One of the country's top asthma experts insists that anyone suffering from the condition can still make it to the top in sport.

Dr Mike Thomas, chief medical advisor to Asthma UK, believes David Beckham can provide inspiration for youngsters wishing to reach the top in their chosen activity. Asthma is a serious condition for many people and can be life threatening, but for Beckham it has not been a barrier to success.

Beckham was pictured using an inhaler during LA Galaxy's MLS Cup final defeat to Real Salt Lake on Sunday and his agent Simon Oliveira said: "David has suffered with this since he was a young boy but it has obviously had no effect on his performance.

Thomas said: "There are more than five million people with asthma in the UK and 76 per cent of people with asthma tell us that exercise is a trigger for their condition," Thomas said.

"Asthma is particularly common among elite sports people like Paul Scholes and Paula Radcliffe, who both suffer with the condition, proof that asthma need not stop you competing at the highest level."

The Scotland rugby union international Scott MacLeod also maintains that having asthma does not need to curtail sporting ambitions.

MacLeod was cleared by an independent judicial committee last year to continue to play the game after he was found to have inadvertently taken a prohibited asthma medication without the required permission.

Gordon Brown, Asthma UK Scotland's public affairs and communications manager, commented: "What Scott's case has done is show that if you learn to manage your asthma and take the correct medication, there's no reason why you shouldn't play sport at the highest possible level.

"Of course, not everyone has the same severity of asthma but the basic message remains the same; for most people, asthma should not stop you doing any type of exercise as long as you consult your doctor regularly, keep your asthma well controlled and take the correct medicine."

Four years ago marathon runner Radcliffe and Manchester United's Scholes were featured in an Asthma UK campaign to encourage children to get the most out of exercise.

Scholes, diagnosed with the condition at the age of 21, has helped raise thousands of pounds for the National Asthma Campaign during his career.
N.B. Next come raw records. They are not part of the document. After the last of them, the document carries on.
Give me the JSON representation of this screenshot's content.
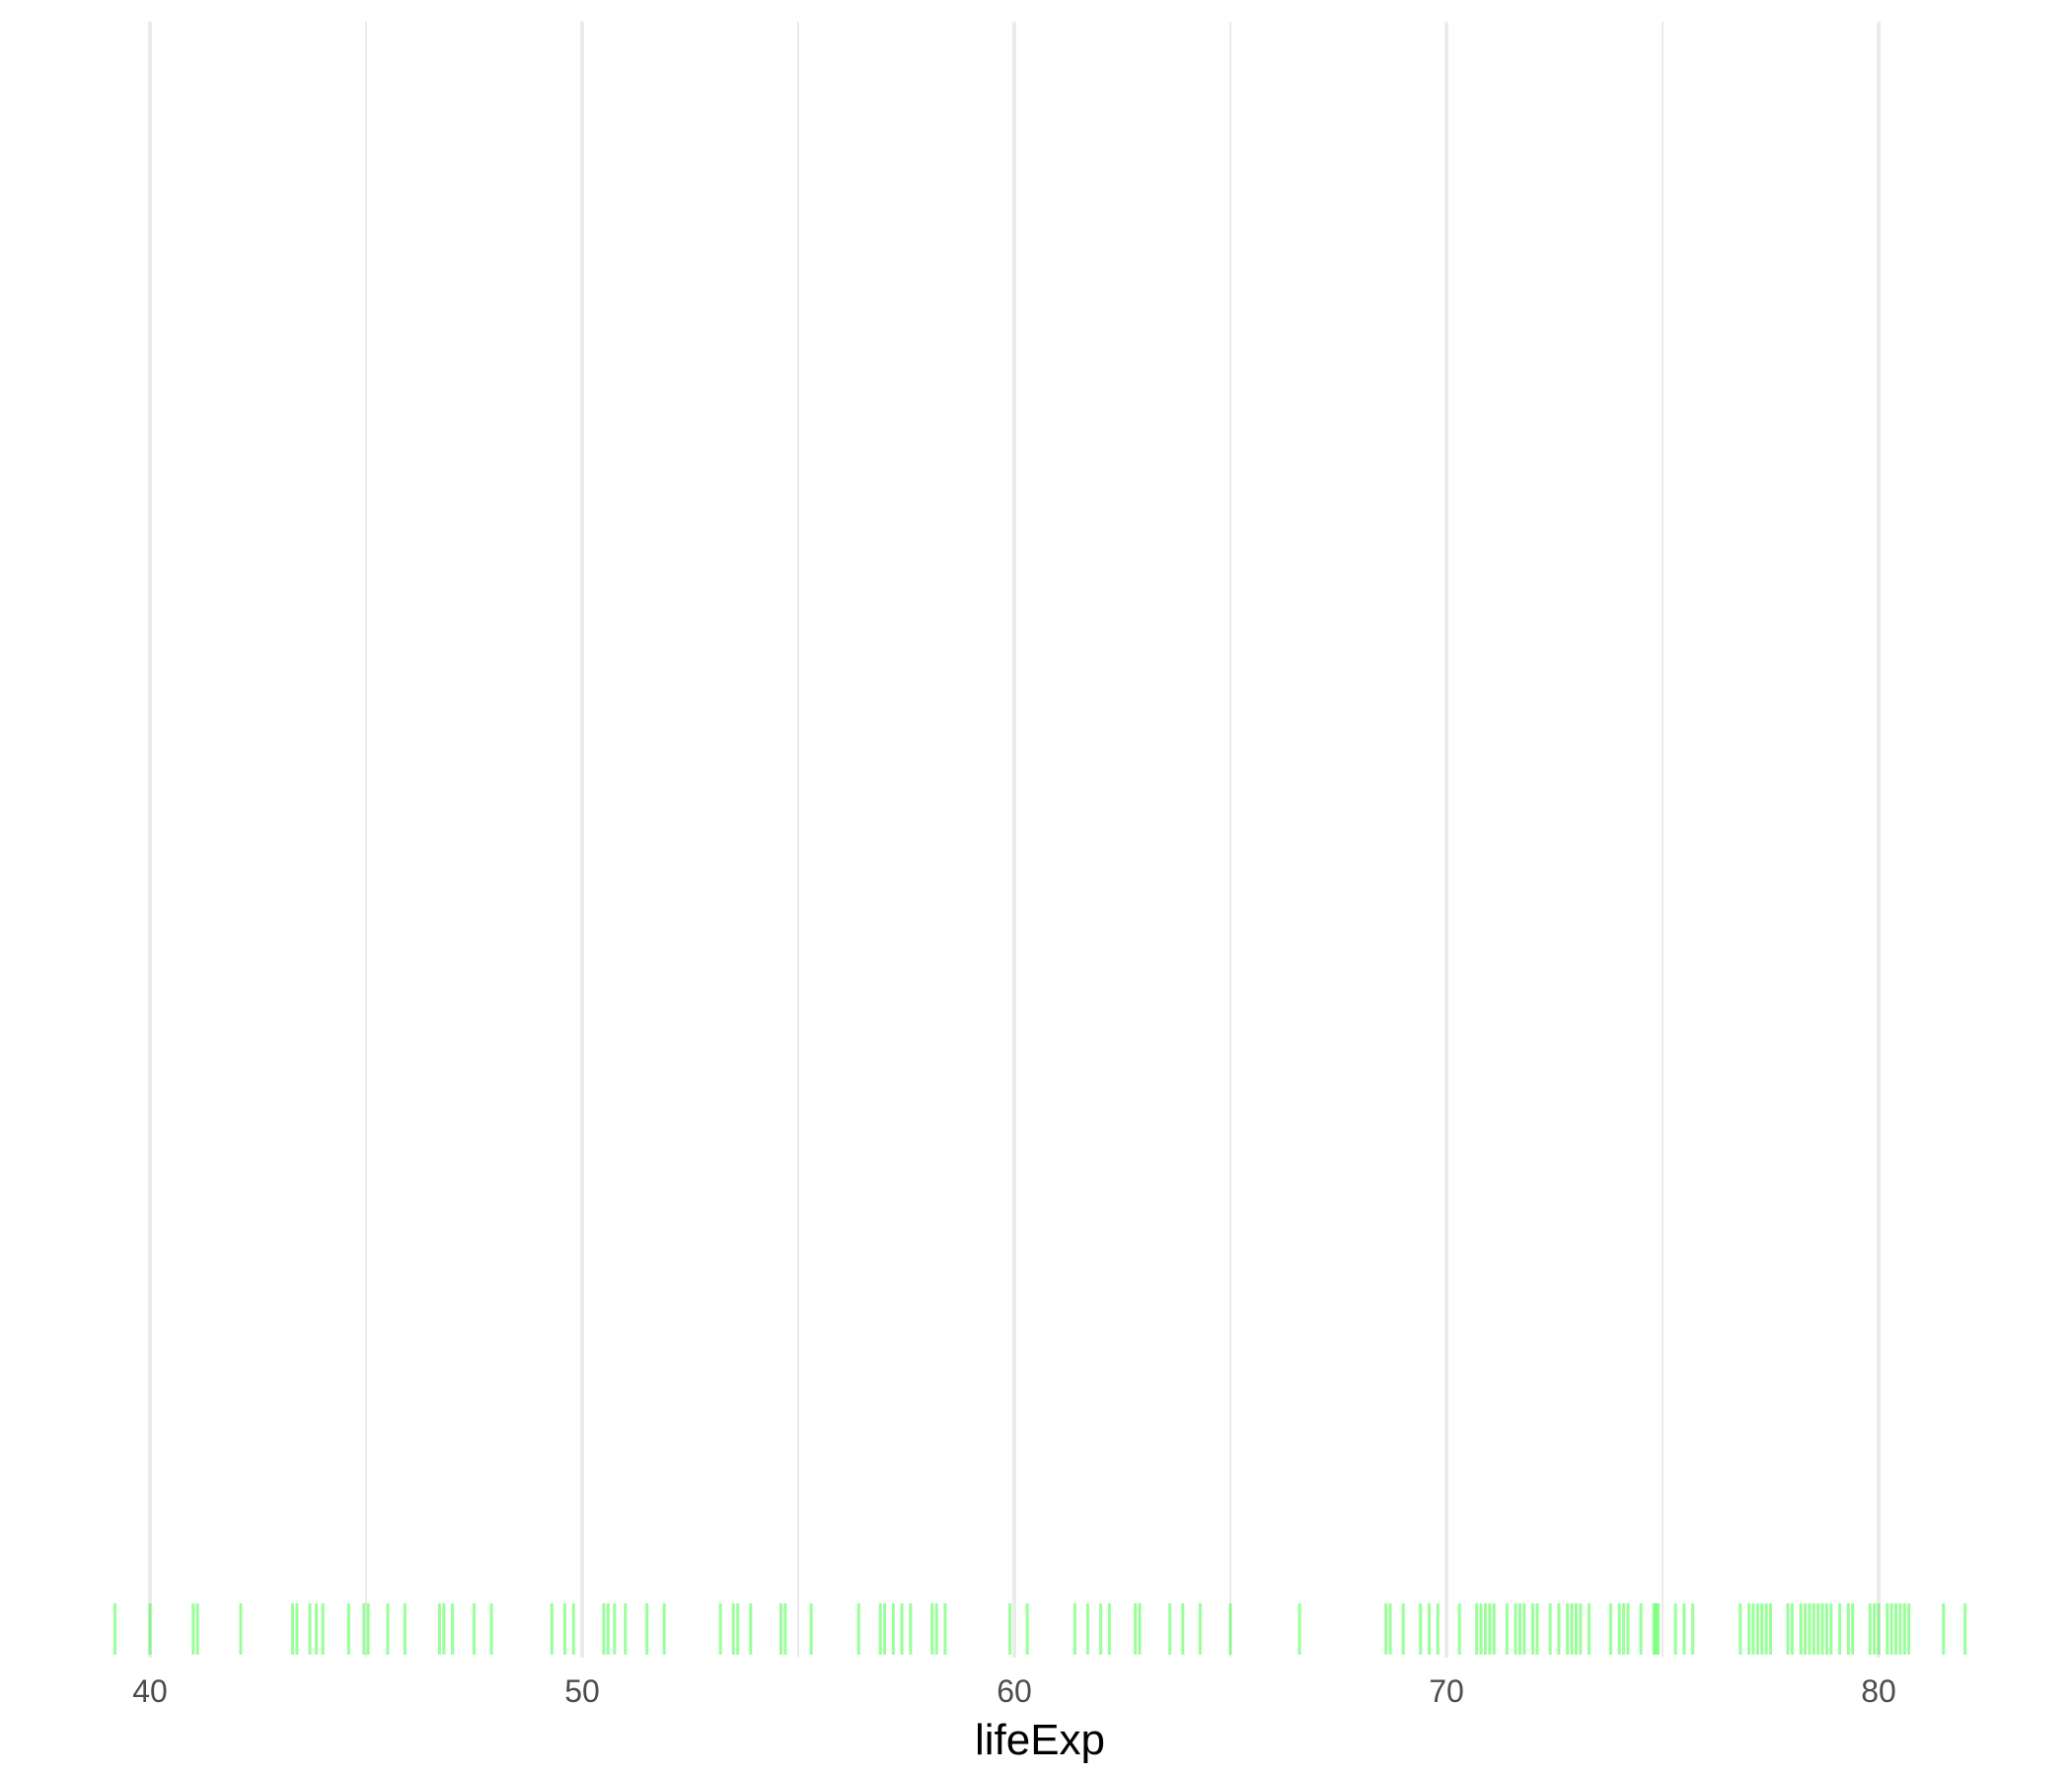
{
  "chart_data": {
    "type": "rug",
    "xlabel": "lifeExp",
    "xlim": [
      38.0,
      83.0
    ],
    "x_ticks": [
      40,
      50,
      60,
      70,
      80
    ],
    "x_tick_labels": [
      "40",
      "50",
      "60",
      "70",
      "80"
    ],
    "x_minor_ticks": [
      45,
      55,
      65,
      75
    ],
    "grid": true,
    "colors": {
      "rug": "#00ff00",
      "grid": "#ebebeb",
      "background": "#ffffff"
    },
    "values": [
      39.19,
      40.0,
      41.0,
      41.1,
      42.1,
      43.3,
      43.4,
      43.7,
      43.85,
      44.0,
      44.6,
      44.95,
      45.05,
      45.5,
      45.9,
      46.7,
      46.8,
      47.0,
      47.5,
      47.9,
      49.3,
      49.6,
      49.8,
      50.5,
      50.6,
      50.75,
      51.0,
      51.5,
      51.9,
      53.2,
      53.5,
      53.6,
      53.9,
      54.6,
      54.7,
      55.3,
      56.4,
      56.9,
      57.0,
      57.2,
      57.4,
      57.6,
      58.1,
      58.2,
      58.4,
      59.9,
      60.3,
      61.4,
      61.7,
      62.0,
      62.2,
      62.8,
      62.9,
      63.6,
      63.9,
      64.3,
      65.0,
      66.6,
      68.6,
      68.7,
      69.0,
      69.4,
      69.6,
      69.8,
      70.3,
      70.7,
      70.8,
      70.9,
      71.0,
      71.1,
      71.4,
      71.6,
      71.7,
      71.8,
      72.0,
      72.1,
      72.4,
      72.6,
      72.8,
      72.9,
      73.0,
      73.1,
      73.3,
      73.8,
      74.0,
      74.1,
      74.2,
      74.5,
      74.8,
      74.85,
      74.9,
      75.3,
      75.5,
      75.7,
      76.8,
      77.0,
      77.1,
      77.2,
      77.3,
      77.4,
      77.5,
      77.9,
      78.0,
      78.2,
      78.3,
      78.4,
      78.5,
      78.6,
      78.7,
      78.8,
      78.9,
      79.1,
      79.3,
      79.4,
      79.8,
      79.9,
      80.0,
      80.2,
      80.3,
      80.4,
      80.5,
      80.6,
      80.7,
      81.5,
      82.0
    ]
  }
}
He makes regular use of an inhaler and is now never troubled by the condition.

"My asthma is well controlled so it has never affected my performance," Scholes said. "I always warm up before a game. I also take my medication before a match and again at half-time if necessary."

Warming up, stretching or slow running also helps. Radcliffe's warm-up sessions last about 45 minutes and she always undertakes a gentle 15-minute jog before a race. She said: "I don't really think asthma has affected my career – if anything it's made me more determined to be successful and reach my maximum potential."
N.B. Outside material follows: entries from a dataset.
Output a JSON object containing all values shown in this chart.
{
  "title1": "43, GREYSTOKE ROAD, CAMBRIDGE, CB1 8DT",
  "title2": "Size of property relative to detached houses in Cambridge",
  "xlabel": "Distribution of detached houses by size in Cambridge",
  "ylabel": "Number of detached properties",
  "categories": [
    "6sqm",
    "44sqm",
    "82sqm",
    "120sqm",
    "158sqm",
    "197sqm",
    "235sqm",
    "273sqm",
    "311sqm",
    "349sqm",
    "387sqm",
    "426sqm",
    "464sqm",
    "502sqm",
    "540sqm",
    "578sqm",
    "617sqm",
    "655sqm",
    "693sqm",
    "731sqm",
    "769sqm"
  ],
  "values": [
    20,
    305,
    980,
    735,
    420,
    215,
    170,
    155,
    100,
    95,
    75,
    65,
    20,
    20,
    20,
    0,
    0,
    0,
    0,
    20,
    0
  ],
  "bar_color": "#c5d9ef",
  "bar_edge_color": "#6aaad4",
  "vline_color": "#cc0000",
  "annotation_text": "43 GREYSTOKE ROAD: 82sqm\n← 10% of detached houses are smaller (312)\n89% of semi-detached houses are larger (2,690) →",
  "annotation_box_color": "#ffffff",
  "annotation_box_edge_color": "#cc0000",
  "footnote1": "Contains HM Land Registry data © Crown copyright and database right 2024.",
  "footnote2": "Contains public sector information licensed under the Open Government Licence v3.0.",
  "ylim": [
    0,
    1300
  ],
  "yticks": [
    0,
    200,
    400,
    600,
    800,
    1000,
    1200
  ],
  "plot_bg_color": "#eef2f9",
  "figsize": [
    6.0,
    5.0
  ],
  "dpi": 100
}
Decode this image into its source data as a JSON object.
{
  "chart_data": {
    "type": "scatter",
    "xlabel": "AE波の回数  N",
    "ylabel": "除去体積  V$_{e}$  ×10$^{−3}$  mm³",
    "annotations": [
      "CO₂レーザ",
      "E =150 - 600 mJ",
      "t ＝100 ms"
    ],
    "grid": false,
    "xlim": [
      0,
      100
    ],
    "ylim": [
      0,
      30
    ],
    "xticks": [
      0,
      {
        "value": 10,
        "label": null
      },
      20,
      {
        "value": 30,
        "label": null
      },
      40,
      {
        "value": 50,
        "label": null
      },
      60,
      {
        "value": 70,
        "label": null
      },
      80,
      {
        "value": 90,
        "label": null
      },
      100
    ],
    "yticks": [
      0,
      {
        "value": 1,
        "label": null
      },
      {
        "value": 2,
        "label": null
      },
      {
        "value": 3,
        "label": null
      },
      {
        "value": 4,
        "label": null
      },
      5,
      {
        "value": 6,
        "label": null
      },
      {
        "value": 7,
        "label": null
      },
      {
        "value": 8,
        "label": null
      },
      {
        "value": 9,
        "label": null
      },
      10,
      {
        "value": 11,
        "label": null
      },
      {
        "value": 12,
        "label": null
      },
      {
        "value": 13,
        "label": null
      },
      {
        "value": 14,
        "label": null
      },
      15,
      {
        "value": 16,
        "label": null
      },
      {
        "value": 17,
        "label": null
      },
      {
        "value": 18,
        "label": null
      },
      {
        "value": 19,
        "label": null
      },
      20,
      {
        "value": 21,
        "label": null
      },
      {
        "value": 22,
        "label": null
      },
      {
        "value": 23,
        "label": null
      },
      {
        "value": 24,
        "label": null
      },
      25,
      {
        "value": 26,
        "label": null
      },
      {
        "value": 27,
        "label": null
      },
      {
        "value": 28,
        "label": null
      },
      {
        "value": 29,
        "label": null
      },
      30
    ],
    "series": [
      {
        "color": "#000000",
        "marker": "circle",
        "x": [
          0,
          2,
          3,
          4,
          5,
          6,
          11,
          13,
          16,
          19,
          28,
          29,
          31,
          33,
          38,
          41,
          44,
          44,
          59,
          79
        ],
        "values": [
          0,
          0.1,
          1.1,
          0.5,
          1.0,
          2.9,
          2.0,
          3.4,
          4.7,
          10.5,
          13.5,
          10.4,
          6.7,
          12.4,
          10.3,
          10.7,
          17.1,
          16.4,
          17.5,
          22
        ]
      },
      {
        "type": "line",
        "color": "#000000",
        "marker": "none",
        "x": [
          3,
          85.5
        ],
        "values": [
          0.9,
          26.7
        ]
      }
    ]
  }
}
Other athletes to have suffered from the condition include swimmer Mark Spitz, who scooped nine gold medals at the 1972 Olympic Games in Munich, Chelsea's Frank Lampard, swimmer Rebecca Adlington, former Olympic swimmer Karen Pickering and cricketers Ian Botham and Darren Gough.
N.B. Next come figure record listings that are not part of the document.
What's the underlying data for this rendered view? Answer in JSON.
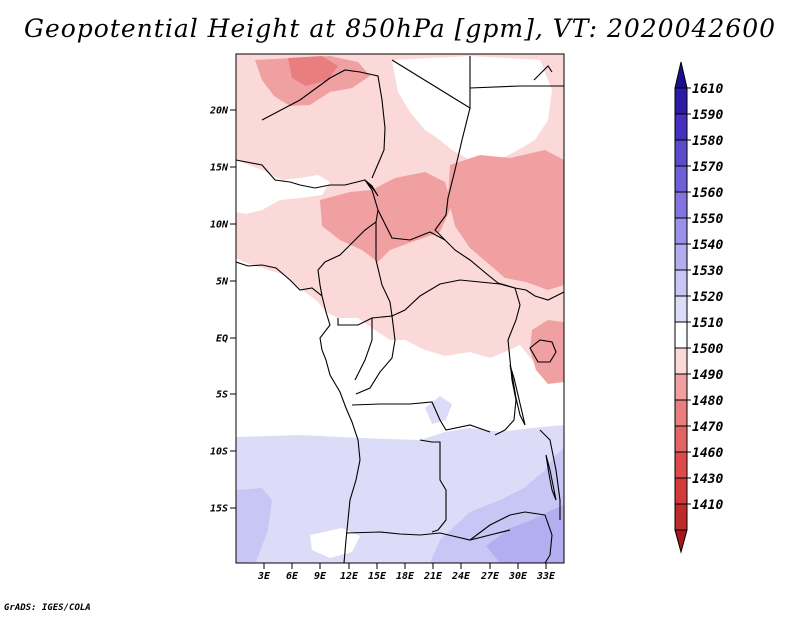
{
  "title": "Geopotential Height at 850hPa [gpm], VT: 2020042600",
  "credit": "GrADS: IGES/COLA",
  "colors": {
    "frame": "#000000",
    "c1410": "#a8171a",
    "c1430": "#bf2a2a",
    "c1440": "#d33a3a",
    "c1460": "#de4a4a",
    "c1470": "#e26464",
    "c1480": "#e97e7e",
    "c1490": "#f0a0a0",
    "c1500": "#fbd9d9",
    "c1510": "#ffffff",
    "c1520": "#dcdcf8",
    "c1530": "#c8c6f4",
    "c1540": "#b3aef0",
    "c1550": "#9b90ea",
    "c1560": "#8474e0",
    "c1570": "#6f60d8",
    "c1580": "#5b4bcd",
    "c1590": "#4630c0",
    "c1600": "#2d1aa6",
    "c1610": "#1a0f8f"
  },
  "y_ticks": [
    "20N",
    "15N",
    "10N",
    "5N",
    "EQ",
    "5S",
    "10S",
    "15S"
  ],
  "x_ticks": [
    "3E",
    "6E",
    "9E",
    "12E",
    "15E",
    "18E",
    "21E",
    "24E",
    "27E",
    "30E",
    "33E"
  ],
  "colorbar": {
    "labels": [
      "1610",
      "1590",
      "1580",
      "1570",
      "1560",
      "1550",
      "1540",
      "1530",
      "1520",
      "1510",
      "1500",
      "1490",
      "1480",
      "1470",
      "1460",
      "1430",
      "1410"
    ]
  }
}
Endurance sports are most likely to cause problems for people with exercise-induced asthma, including long-distance running, cross-country skiing and cycling. Symptoms of exercise-induced asthma include coughing, wheezing, tightness in the chest and difficulty in breathing.

With proper training and medication, people with exercise-induced asthma can take part in any sport they choose. A total of 20 per cent of the British Olympic squad in 2004 had asthma, while there has been an increase in the number and percentage of athletes competing in Olympic Games last year notifying the use of Beta-2-Agonists (which relax and open up the airways), from 1.7 per cent at Los Angeles (1984) to 5.5 per cent at Sydney (2000).

A diagnosis of asthma cannot be made in elite athletes on the basis of respiratory symptoms alone and spirometric evidence which determines the capacity of the lungs is needed to confirm the diagnosis.Inhaled steroids are the most effective drugs for long-term control of asthma and prevention of exercise-induced asthma.Exercise induced asthma is actually quite rare with only 10-11 per cent of people with asthma affected. Swimming is a very asthma-friendly sport. It helps control breathing and the warm, moist air creates an ideal environment.